Thursday, 3 May 2012

YOU DON'T KNOW HOW LUCKY..........
I was a teenager when I first got into bird photography, as a means of recording what I'd seen, but then it almost became an end in itself. The first camera was a Petri Flex5 SLR, with a Hanimex 400mm F6.3 lens. I don't think I bought the standard lens for it 'til later. The telephoto had a pre-set diaphragm, so you had to decide on the aperture before the shot, but anything above F8 and the image was too dark for the manual focussing. There was no in-camera exposure meter, so you had to rely on a hand held one, which didn't always tally with what the lens was looking at. Usually, by the time you had sorted out exposure, focus and framing, the bird was long gone. Eventually the lens diaphragm collapsed, so it became junk. I upgraded to the "in" camera at the time, a Pentax Spotmatic, which had built-in through the lens metering, and a Dallmeyer Adon 14 inch F4.5 lens (equivalent to about 350mm) - a British product, believe it or not. It was robust and sharp, reasonably priced (I couldn't afford the equivalent Kilfitt model!) and I still have it. I eventually progressed to the Canon A system, and onward to the EOS cameras, the digital derivatives of which I use now.
The films of the day were still dominated by black and white negative stock, which I developed myself. Judging by the amount of dirt on the negatives, I must have used water straight from the nearest ditch. Colour print film in the 1960's was dire to say the least. Slide films were limited by their speed. Kodachrome 25 was best for colour, but too slow (at ISO 25) for birds. Kodak High Speed Ektachrome at ISO 160 was reasonable, but colour saturation wasn't great, and it had very poor exposure latitude of about half a stop. There was an American brand called Ansco, at ISO 200, but was virtually devoid of colour and had grain the size of golf-balls. Eventually, decent high speed colour slide stock came along with Fuji.
My first ever photographic outing was to Filey Brigg, where, unbelievably, there was a Grey Phalarope, of which I got some pictures - a bit "dot in the distance", but I was hooked.
Here are one or two B&W golden oldies - heavily digitally manipulated from scanned negatives! They were all taken around the late '60's, early '70's.

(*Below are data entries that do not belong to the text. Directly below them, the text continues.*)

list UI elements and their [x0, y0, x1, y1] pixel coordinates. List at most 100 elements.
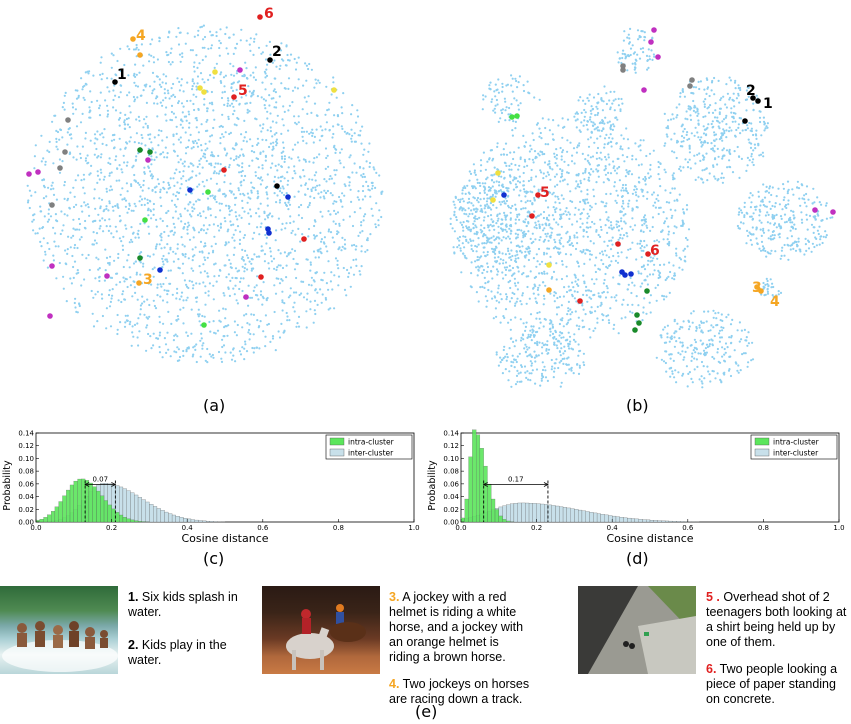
scatter-dot [264, 233, 267, 237]
scatter-dot [577, 372, 581, 375]
scatter-dot [781, 208, 784, 211]
scatter-dot [595, 230, 598, 233]
scatter-dot [360, 224, 363, 227]
scatter-dot [53, 240, 56, 243]
scatter-dot [176, 247, 179, 250]
scatter-dot [547, 173, 550, 176]
scatter-dot [630, 291, 633, 295]
scatter-dot [734, 79, 737, 82]
scatter-dot [458, 239, 461, 242]
scatter-dot [163, 289, 166, 292]
scatter-dot [107, 293, 111, 297]
scatter-dot [588, 171, 591, 175]
scatter-dot [559, 208, 562, 211]
scatter-dot [560, 304, 563, 307]
scatter-dot [803, 253, 806, 256]
scatter-dot [147, 332, 150, 336]
scatter-dot [652, 251, 655, 254]
scatter-dot [523, 221, 526, 224]
scatter-dot [547, 219, 550, 222]
scatter-dot [283, 157, 286, 161]
scatter-dot [712, 165, 715, 168]
scatter-dot [493, 256, 496, 259]
scatter-dot [472, 204, 475, 207]
scatter-dot [199, 271, 202, 274]
scatter-dot [494, 245, 498, 248]
scatter-dot [605, 315, 608, 318]
scatter-dot [277, 163, 280, 166]
scatter-dot [260, 222, 263, 225]
scatter-dot [186, 32, 189, 35]
scatter-dot [540, 260, 544, 263]
scatter-dot [597, 175, 600, 178]
scatter-dot [90, 100, 93, 104]
scatter-dot [233, 246, 236, 249]
scatter-dot [555, 173, 558, 176]
scatter-dot [186, 209, 189, 212]
scatter-dot [630, 173, 634, 176]
scatter-dot [543, 297, 546, 300]
scatter-dot [494, 307, 497, 310]
scatter-dot [187, 221, 190, 224]
scatter-dot [315, 234, 318, 237]
scatter-dot [640, 272, 643, 275]
scatter-dot [495, 261, 498, 264]
scatter-dot [508, 237, 511, 240]
scatter-dot [714, 109, 717, 112]
scatter-dot [764, 249, 767, 253]
scatter-dot [105, 205, 108, 208]
scatter-dot [473, 216, 476, 219]
scatter-dot [163, 230, 166, 234]
scatter-dot [224, 351, 227, 354]
scatter-dot [100, 198, 104, 201]
scatter-dot [117, 96, 121, 99]
scatter-dot [592, 329, 595, 332]
scatter-dot [220, 360, 224, 363]
scatter-dot [783, 243, 786, 247]
scatter-dot [269, 53, 272, 56]
scatter-dot [743, 215, 746, 219]
scatter-dot [785, 220, 788, 223]
scatter-dot [259, 183, 262, 186]
scatter-dot [313, 309, 316, 312]
scatter-dot [179, 123, 182, 126]
scatter-dot [728, 159, 731, 162]
scatter-dot [128, 105, 131, 108]
scatter-dot [345, 132, 348, 135]
scatter-dot [465, 219, 469, 223]
scatter-dot [535, 216, 538, 219]
scatter-dot [530, 364, 533, 367]
scatter-dot [543, 161, 547, 164]
scatter-dot [479, 159, 483, 162]
scatter-dot [538, 226, 541, 230]
scatter-dot [470, 209, 473, 212]
scatter-dot [81, 88, 84, 91]
scatter-dot [725, 136, 728, 139]
scatter-dot [329, 231, 333, 234]
scatter-dot [147, 282, 150, 285]
scatter-dot [646, 275, 649, 278]
scatter-dot [626, 155, 629, 159]
scatter-dot [519, 371, 522, 374]
scatter-dot [71, 106, 75, 109]
scatter-dot [762, 116, 765, 119]
scatter-dot [679, 169, 682, 172]
scatter-dot [485, 200, 489, 203]
scatter-dot [760, 240, 764, 243]
scatter-dot [523, 347, 526, 350]
scatter-dot [102, 178, 105, 181]
scatter-dot [597, 169, 600, 172]
scatter-dot [739, 88, 742, 92]
scatter-dot [243, 194, 246, 197]
scatter-dot [533, 198, 536, 201]
scatter-dot [82, 96, 85, 99]
scatter-dot [622, 202, 625, 205]
scatter-dot [527, 179, 530, 183]
scatter-dot [488, 157, 491, 160]
scatter-dot [499, 189, 502, 192]
scatter-dot [732, 99, 735, 102]
scatter-dot [565, 290, 569, 294]
scatter-dot [167, 269, 170, 272]
scatter-dot [72, 265, 75, 269]
scatter-dot [193, 35, 196, 38]
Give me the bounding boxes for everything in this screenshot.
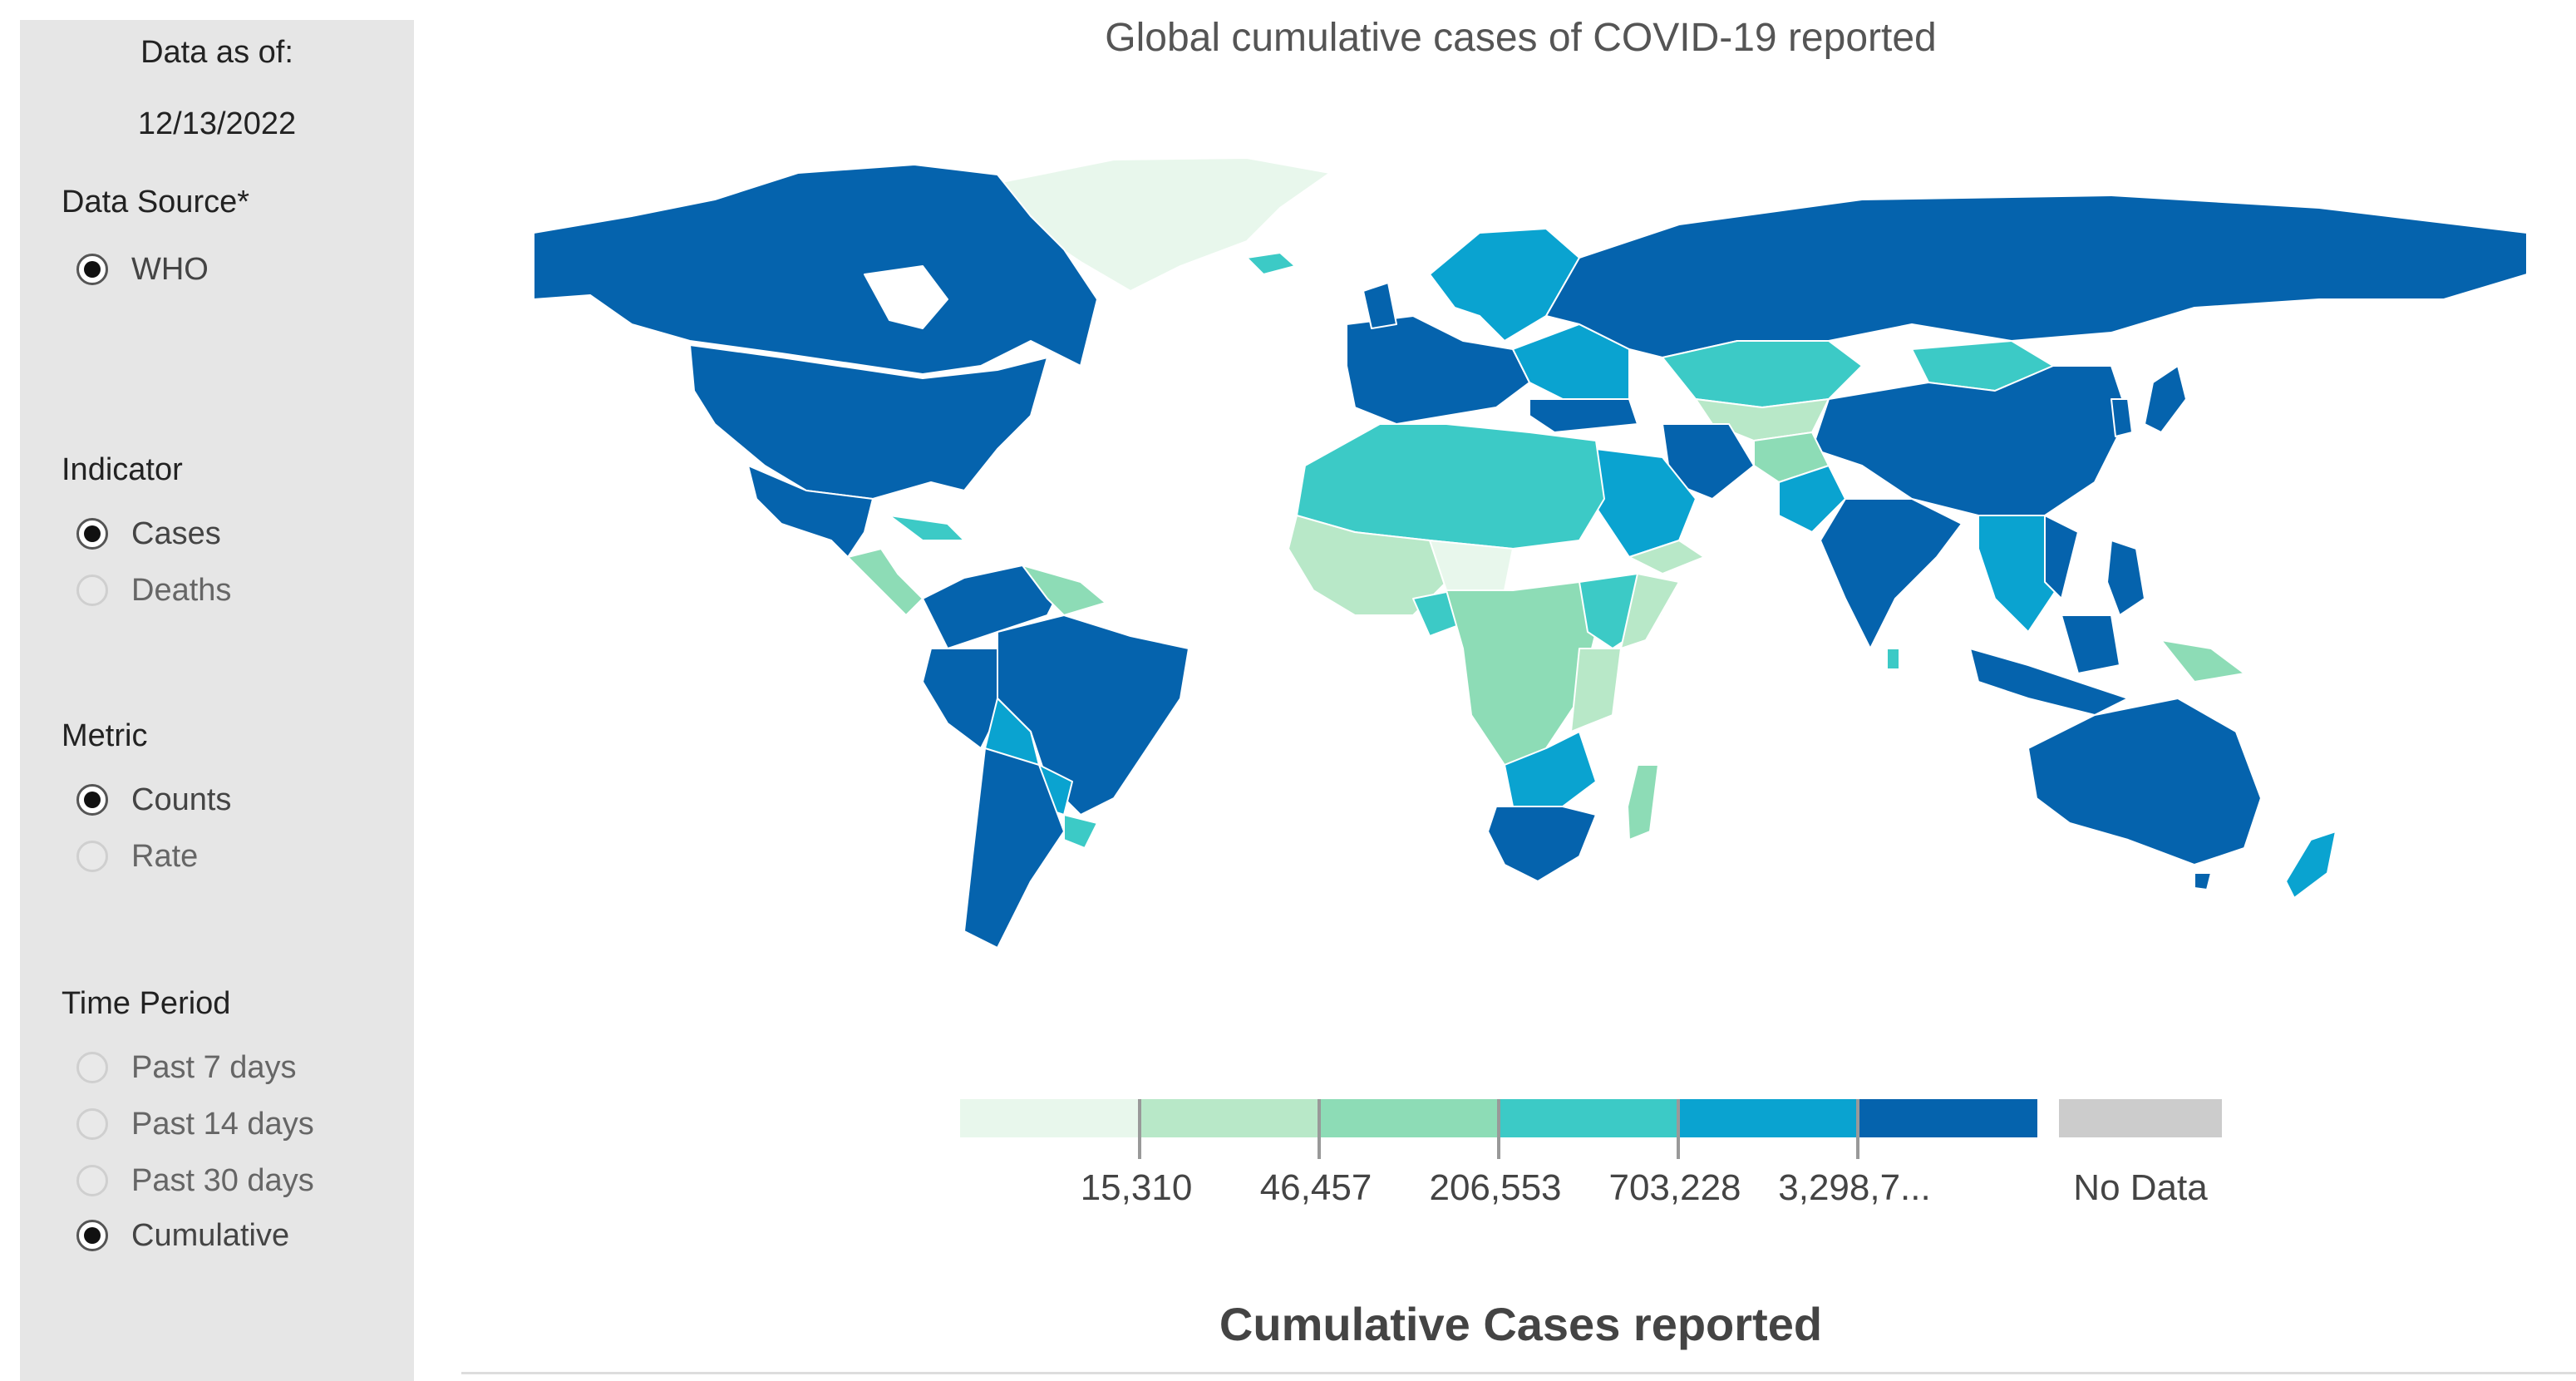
legend-break-label: 3,298,7... — [1778, 1167, 1931, 1208]
radio-checked-icon[interactable] — [76, 254, 108, 285]
radio-label: Cases — [131, 515, 221, 551]
region-uruguay[interactable] — [1063, 814, 1098, 849]
region-scandinavia[interactable] — [1429, 228, 1580, 342]
radio-time-past-14-days[interactable]: Past 14 days — [76, 1101, 314, 1147]
time-period-label: Time Period — [62, 986, 231, 1021]
radio-indicator-deaths[interactable]: Deaths — [76, 567, 231, 614]
region-argentina[interactable] — [963, 747, 1065, 949]
table-top-border — [461, 1372, 2576, 1374]
region-somalia[interactable] — [1620, 573, 1680, 649]
radio-metric-rate[interactable]: Rate — [76, 833, 198, 880]
filter-sidebar: Data as of: 12/13/2022 Data Source* WHO … — [20, 20, 414, 1381]
legend-swatch — [1140, 1099, 1319, 1137]
legend-tick — [1318, 1099, 1321, 1159]
legend-tick — [1677, 1099, 1680, 1159]
radio-checked-icon[interactable] — [76, 784, 108, 816]
radio-metric-counts[interactable]: Counts — [76, 777, 231, 823]
region-uk[interactable] — [1362, 282, 1397, 329]
region-australia[interactable] — [2027, 698, 2262, 866]
radio-unchecked-icon[interactable] — [76, 841, 108, 872]
region-central-america[interactable] — [847, 548, 924, 616]
radio-unchecked-icon[interactable] — [76, 1052, 108, 1083]
region-iceland[interactable] — [1246, 252, 1296, 275]
legend-swatch — [1678, 1099, 1858, 1137]
radio-indicator-cases[interactable]: Cases — [76, 510, 221, 557]
legend-swatch — [1858, 1099, 2037, 1137]
data-source-label: Data Source* — [62, 185, 250, 219]
region-western-europe[interactable] — [1346, 315, 1530, 425]
region-philippines[interactable] — [2106, 540, 2145, 616]
radio-label: Past 30 days — [131, 1162, 314, 1198]
region-peru[interactable] — [922, 648, 998, 749]
radio-data-source-who[interactable]: WHO — [76, 246, 209, 293]
region-caribbean[interactable] — [889, 515, 965, 541]
radio-label: Past 7 days — [131, 1049, 297, 1085]
region-china[interactable] — [1811, 365, 2129, 516]
radio-time-past-7-days[interactable]: Past 7 days — [76, 1044, 297, 1091]
radio-time-cumulative[interactable]: Cumulative — [76, 1212, 289, 1259]
legend-swatch — [960, 1099, 1140, 1137]
region-sri-lanka[interactable] — [1886, 648, 1900, 670]
legend-no-data-swatch — [2059, 1099, 2222, 1137]
radio-unchecked-icon[interactable] — [76, 1165, 108, 1196]
radio-label: Past 14 days — [131, 1106, 314, 1142]
region-hudson-bay — [864, 265, 948, 329]
metric-label: Metric — [62, 718, 148, 753]
radio-unchecked-icon[interactable] — [76, 575, 108, 606]
radio-unchecked-icon[interactable] — [76, 1108, 108, 1140]
region-kazakhstan[interactable] — [1662, 340, 1863, 408]
data-as-of-label: Data as of: — [140, 35, 293, 70]
legend-break-label: 46,457 — [1259, 1167, 1372, 1208]
region-japan[interactable] — [2144, 365, 2187, 433]
region-korea[interactable] — [2111, 398, 2133, 437]
region-borneo[interactable] — [2061, 614, 2120, 674]
data-as-of-date: 12/13/2022 — [137, 106, 297, 141]
radio-label: Counts — [131, 782, 232, 817]
legend-break-label: 703,228 — [1608, 1167, 1741, 1208]
region-central-africa[interactable] — [1446, 581, 1597, 766]
radio-label: WHO — [131, 251, 209, 287]
legend-tick — [1856, 1099, 1859, 1159]
legend-tick — [1497, 1099, 1500, 1159]
region-russia[interactable] — [1545, 195, 2527, 358]
region-png[interactable] — [2160, 639, 2245, 683]
legend-no-data-label: No Data — [2073, 1167, 2208, 1208]
table-title: Cumulative Cases reported — [1219, 1298, 1823, 1350]
indicator-label: Indicator — [62, 452, 183, 487]
radio-label: Cumulative — [131, 1217, 290, 1253]
radio-checked-icon[interactable] — [76, 518, 108, 550]
legend-break-label: 15,310 — [1080, 1167, 1193, 1208]
region-guianas[interactable] — [1022, 565, 1106, 616]
legend-break-label: 206,553 — [1429, 1167, 1562, 1208]
region-east-africa[interactable] — [1570, 648, 1622, 732]
legend-tick — [1138, 1099, 1141, 1159]
map-title: Global cumulative cases of COVID-19 repo… — [1105, 16, 1937, 60]
region-canada[interactable] — [533, 164, 1098, 375]
legend-swatch — [1499, 1099, 1678, 1137]
region-madagascar[interactable] — [1627, 764, 1659, 841]
radio-label: Deaths — [131, 572, 232, 608]
region-tasmania[interactable] — [2194, 872, 2212, 890]
region-pakistan[interactable] — [1778, 465, 1846, 533]
region-vietnam[interactable] — [2044, 515, 2079, 599]
legend-swatch — [1319, 1099, 1499, 1137]
region-new-zealand[interactable] — [2285, 831, 2337, 899]
region-indonesia[interactable] — [1969, 648, 2129, 716]
region-united-states[interactable] — [689, 344, 1048, 500]
radio-label: Rate — [131, 838, 199, 874]
region-yemen-oman[interactable] — [1628, 540, 1705, 575]
radio-time-past-30-days[interactable]: Past 30 days — [76, 1157, 314, 1204]
region-west-africa[interactable] — [1288, 515, 1447, 616]
region-south-africa[interactable] — [1487, 806, 1597, 882]
region-turkey[interactable] — [1529, 398, 1638, 433]
radio-checked-icon[interactable] — [76, 1220, 108, 1251]
region-india[interactable] — [1820, 498, 1963, 649]
world-choropleth-map[interactable] — [532, 150, 2527, 964]
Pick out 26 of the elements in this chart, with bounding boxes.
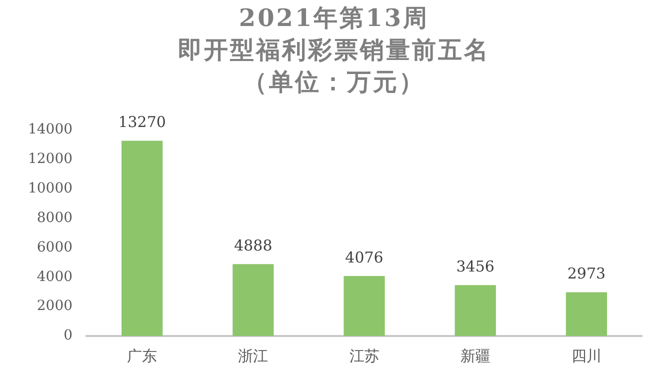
bar	[344, 276, 385, 336]
x-tick-label: 广东	[127, 346, 158, 365]
data-label: 2973	[567, 264, 606, 283]
data-label: 4888	[234, 236, 272, 254]
chart-subtitle: 即开型福利彩票销量前五名	[177, 34, 491, 66]
x-tick-label: 新疆	[460, 346, 490, 365]
y-tick-label: 0	[64, 328, 73, 344]
y-tick-label: 14000	[28, 122, 73, 138]
data-label: 3456	[456, 258, 494, 276]
chart-title: 2021年第13周	[238, 2, 430, 34]
x-tick-label: 四川	[571, 346, 602, 365]
x-tick-label: 浙江	[238, 346, 268, 365]
bar	[566, 292, 608, 336]
y-tick-label: 2000	[36, 298, 73, 314]
text: （单位：万元）	[242, 66, 426, 98]
bar	[122, 140, 163, 336]
y-tick-label: 10000	[28, 180, 73, 196]
y-tick-label: 8000	[36, 210, 73, 226]
y-tick-label: 12000	[28, 151, 73, 168]
x-tick-label: 江苏	[349, 346, 380, 365]
y-tick-label: 6000	[36, 239, 73, 256]
bar	[232, 264, 274, 336]
bar	[454, 285, 496, 336]
data-label: 13270	[118, 113, 166, 132]
y-tick-label: 4000	[36, 268, 73, 285]
data-label: 4076	[345, 248, 384, 266]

Guillemot, Bempton. This was a Dallmeyer shot.

Flight photography was very hit and miss. You pre-focussed at a distance that would give a good image size, and then tracked a bird in the hope that it would fly into focus - then you relied on your reflexes to get a sharp shot before it flew out of focus. You wasted a lot of film!


Kittiwake, Filey Brigg. A Hanimex shot.


Red-backed Shrike. Filey CP. Another Dallmeyer picture.


Red-breasted Merganser, Scarborough Harbour. Dallmeyer lens.

Most birds needed to be tame, or you needed a hide to get close.

All of the above nauseating nostalgia serves to demonstrate how technology has moved on, with today's digital, auto-focus, auto-exposure, image stablised, high ISO gear making it easy for anyone who can press a button to get acceptable bird pictures.